Eventually, we enter the Noir streets of the city , chased by shadowed figures, dark alleys, gunshots and cornered by femme fatales. Now and then a train rumbles along , and dark smoke shrouds the immaculate conscience of the city, making the city a place of the anti-heroes and Helens. We waltz to a labrynthian city symphonies and take a high ride with Thelma and Louise.

Meanwhile, halfway across the world, three fathers ,V. Damle, V.Shantaram and S.Fatehlal sit under the wisdom tree of Indian Cinema and sound the Prabhat trumpet into history.
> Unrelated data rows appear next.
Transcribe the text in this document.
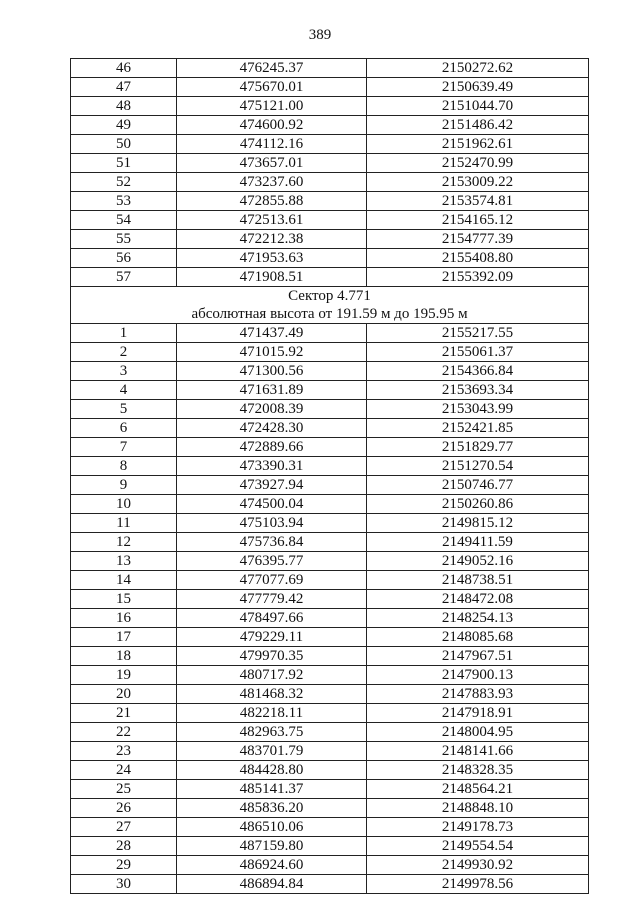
389
46	476245.37	2150272.62
47	475670.01	2150639.49
48	475121.00	2151044.70
49	474600.92	2151486.42
50	474112.16	2151962.61
51	473657.01	2152470.99
52	473237.60	2153009.22
53	472855.88	2153574.81
54	472513.61	2154165.12
55	472212.38	2154777.39
56	471953.63	2155408.80
57	471908.51	2155392.09

Сектор 4.771
абсолютная высота от 191.59 м до 195.95 м		

1	471437.49	2155217.55
2	471015.92	2155061.37
3	471300.56	2154366.84
4	471631.89	2153693.34
5	472008.39	2153043.99
6	472428.30	2152421.85
7	472889.66	2151829.77
8	473390.31	2151270.54
9	473927.94	2150746.77
10	474500.04	2150260.86
11	475103.94	2149815.12
12	475736.84	2149411.59
13	476395.77	2149052.16
14	477077.69	2148738.51
15	477779.42	2148472.08
16	478497.66	2148254.13
17	479229.11	2148085.68
18	479970.35	2147967.51
19	480717.92	2147900.13
20	481468.32	2147883.93
21	482218.11	2147918.91
22	482963.75	2148004.95
23	483701.79	2148141.66
24	484428.80	2148328.35
25	485141.37	2148564.21
26	485836.20	2148848.10
27	486510.06	2149178.73
28	487159.80	2149554.54
29	486924.60	2149930.92
30	486894.84	2149978.56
In the distance, standing on top of the great Mount Melodrama, Nargis holds the cross on her shoulders, and questions her son, “Tujhe ma chahiye ya chaney?” This is the quintessential Indian emotiscape, the Indian Madonna who sheds rivers of blood to inundate fields of a Bharat who brackets his stories by proclaiming, “Mein Bharat hoon” while, somewhere in the dingy lanes of this Bharat , a cynical bard sings ‘Jinhe naaz hai hind par who kahaan hai?’ We are yet to get an answer to that question amidst throes of War and Peace In the Name of God.

We meet Bhai Miyaan and Bilaal, go in search of The other Song with Rasoolan bai, and marvel at the Great Indian School Show. The Digital Camera takes us a step too close to the human mindscape of Love sex and Dokha .

In the midst of it all it rains. The fancy umbrellas are out . The streets are sparkling wet in the early morning mist. The Chaplins, Mrinal Sens, Kurosawas, Toshiro Mifunes, Satyajit Rays and Ritwik Ghataks in FTII soak in the monsoon’s first showers and greet us with wizened visages as , we take our final walk down the FTII street, and meet again under the wisdom tree to sing songs of a new bond. We are the FA 2010.